“Pandai-pandailah di sekolah, nak. Cari ilmu sebanyak mungkin. Rajin pangkal pandai.” Dulu, anak yang mematuhi nasihat ini banyak yang sukses ketika dewasa. Mereka mendapat pekerjaan layak. Di dunia bisnis tidak berbeda jauh. Rajin adalah pangkal pandai/sukses.
Kini, tidak semua yang rajin meraih sukses. Begitu juga yang pintar di sekolah. Tidak semua pengusaha dan pekerja keras berpenghasilan besar. Banyak yang kesulitan dapat pekerjaan layak. Banyak perusahaan mengalami kemunduran atau bahkan bangkrut. Mengapa?
Perubahan di depan mata
Ini era yang sama sekali berbeda. Coba perhatikan. Bermodal app, AirBnB menyewakan kamar di seluruh dunia, padahal perusahaan ini tidak punya hotel. Uber dan Grab melayani transportasi di banyak negara tanpa punya armada taksi. Apple bukan produser musik namun menjual milyaran lagu lewat iStore. Google menciptakan kendaraan tanpa supir padahal bukan pabrik otomotif.
Fenomena seperti ini makin menyebar. Kini bermunculan perusahaan Financial Technology (Fintech), termasuk di Indonesia. Mereka tidak mendirikan bank tetapi bisa melayani transaksi keuangan lewat smartphone. Blibli.com tidak punya toko namun penjualannya menggerogoti pendapatan toko-toko konvensional. Begitu juga Go-jek dan beberapa perusahaan berbasis app lainnya. Era ini sering disebut the App economy.

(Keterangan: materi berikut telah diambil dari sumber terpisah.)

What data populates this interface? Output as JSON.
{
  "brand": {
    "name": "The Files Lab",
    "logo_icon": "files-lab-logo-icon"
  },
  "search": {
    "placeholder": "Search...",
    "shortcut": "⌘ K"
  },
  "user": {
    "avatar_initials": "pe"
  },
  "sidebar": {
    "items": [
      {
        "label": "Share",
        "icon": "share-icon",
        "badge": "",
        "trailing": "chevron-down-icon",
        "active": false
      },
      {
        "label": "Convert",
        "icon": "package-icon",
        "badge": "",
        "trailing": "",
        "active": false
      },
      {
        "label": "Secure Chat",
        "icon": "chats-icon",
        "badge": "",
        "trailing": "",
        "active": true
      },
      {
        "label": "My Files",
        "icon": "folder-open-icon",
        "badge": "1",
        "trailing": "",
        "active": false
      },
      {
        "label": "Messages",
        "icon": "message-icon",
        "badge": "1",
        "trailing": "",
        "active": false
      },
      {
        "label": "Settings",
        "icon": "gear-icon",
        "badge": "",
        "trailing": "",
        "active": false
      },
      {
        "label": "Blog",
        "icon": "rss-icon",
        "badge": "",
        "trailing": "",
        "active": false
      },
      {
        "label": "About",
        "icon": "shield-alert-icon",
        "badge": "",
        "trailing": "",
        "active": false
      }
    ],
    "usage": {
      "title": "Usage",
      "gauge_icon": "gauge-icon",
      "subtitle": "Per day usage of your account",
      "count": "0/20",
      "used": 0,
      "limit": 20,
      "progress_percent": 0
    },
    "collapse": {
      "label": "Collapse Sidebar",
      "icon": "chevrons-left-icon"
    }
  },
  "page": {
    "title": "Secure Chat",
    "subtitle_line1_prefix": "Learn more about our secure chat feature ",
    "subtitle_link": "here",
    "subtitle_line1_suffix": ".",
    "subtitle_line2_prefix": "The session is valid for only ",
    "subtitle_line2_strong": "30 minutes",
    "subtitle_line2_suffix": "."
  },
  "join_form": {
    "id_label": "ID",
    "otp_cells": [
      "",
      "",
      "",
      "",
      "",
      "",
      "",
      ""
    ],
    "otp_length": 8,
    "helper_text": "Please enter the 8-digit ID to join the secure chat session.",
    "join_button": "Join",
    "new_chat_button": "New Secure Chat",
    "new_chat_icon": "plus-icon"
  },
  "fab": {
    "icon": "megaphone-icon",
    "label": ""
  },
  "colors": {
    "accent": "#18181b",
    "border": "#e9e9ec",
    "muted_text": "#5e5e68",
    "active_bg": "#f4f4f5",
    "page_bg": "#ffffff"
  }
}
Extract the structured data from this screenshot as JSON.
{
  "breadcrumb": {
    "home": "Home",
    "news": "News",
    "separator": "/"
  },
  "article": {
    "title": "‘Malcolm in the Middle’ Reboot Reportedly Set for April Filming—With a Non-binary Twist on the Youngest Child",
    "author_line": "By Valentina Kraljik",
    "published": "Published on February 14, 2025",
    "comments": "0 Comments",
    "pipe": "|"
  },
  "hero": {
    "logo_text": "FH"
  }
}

Aneka perusahaan inovatif ini angin segar bagi jutaan konsumen karena hidup lebih mudah dan lebih hemat, tetapi kabar buruk bagi pengusaha lama. Sulit bersaing dengan perusahaan yang dijalankan dengan gaya berbeda. Mau melarang? Terlambat. Dunia harus beradaptasi. “Innovate or die.”
Indonesia dan Peringkat Inovasi
Dunia mengenal Indeks Inovasi Global yang memeringkat negara berdasarkan kemampuan inovasinya. Sistem ini disusun bersama oleh Universitas Cornell, INSEAD, dan Organisasi Kekayaan Intelektual Dunia (World Intellectual Property Organization/WIPO). Dari sini kita tahu mengapa negara tertentu bisa memimpin perdagangan dunia dan membuat rakyatnya makmur.
Menurut Indeks Inovasi Global 2017 yang diumumkan di Geneva, Swiss, Kamis (15/6), Swiss, Swedia, Belanda, Amerika Serikat, dan Inggris dinyatakan sebagai negara paling inovatif. Indonesia di peringkat ke-87 dari 127 negara yang disurvei. Di Asia Tenggara, Indonesia kalah dari Singapura yang berada di peringkat ke-7, Malaysia ke-37, Vietnam ke-47, Thailand ke-51, Brunei ke-71, dan Filipina di peringkat ke-73. Peringkat terbawah adalah Yaman.
In bukan kabar gembira. Di kawasan Asia Tenggara saja kita bukan ‘jagoan’. Banyak yang mesti kita benahi, dan ini mesti dimulai dari generasi muda.
Belajar dan nilai rapor
Salah satu langkah penting adalah mengubah mindset. Tujuan utama belajar di sekolah atau kuliah adalah mencari solusi, bukan lagi demi nilai bagus. Target belajar adalah pemahaman. Percuma kan, bisa mengerjakan soal matematika sulit kalau tidak paham kegunaannya dan mampu memakainya untuk mengatasi masalah nyata.
Salah satu cara belajar yang mulai didengungkan di negara maju adalah project-based learning (PBL). Siswa menggarap project untuk memecahkan masalah nyata seperti merancang dan membuat mesin pengolah limbah. Lewat tugas ini siswa belajar memahami mekanika, matematika, elektro, desain, sosiologi dan berbagai soft skills seperti bekerja dalam tim, public speaking, dan leadership. Mata pelajaran tak lagi dipahami secara terpisah sebab siswa terbiasa berpikir lintas ilmu.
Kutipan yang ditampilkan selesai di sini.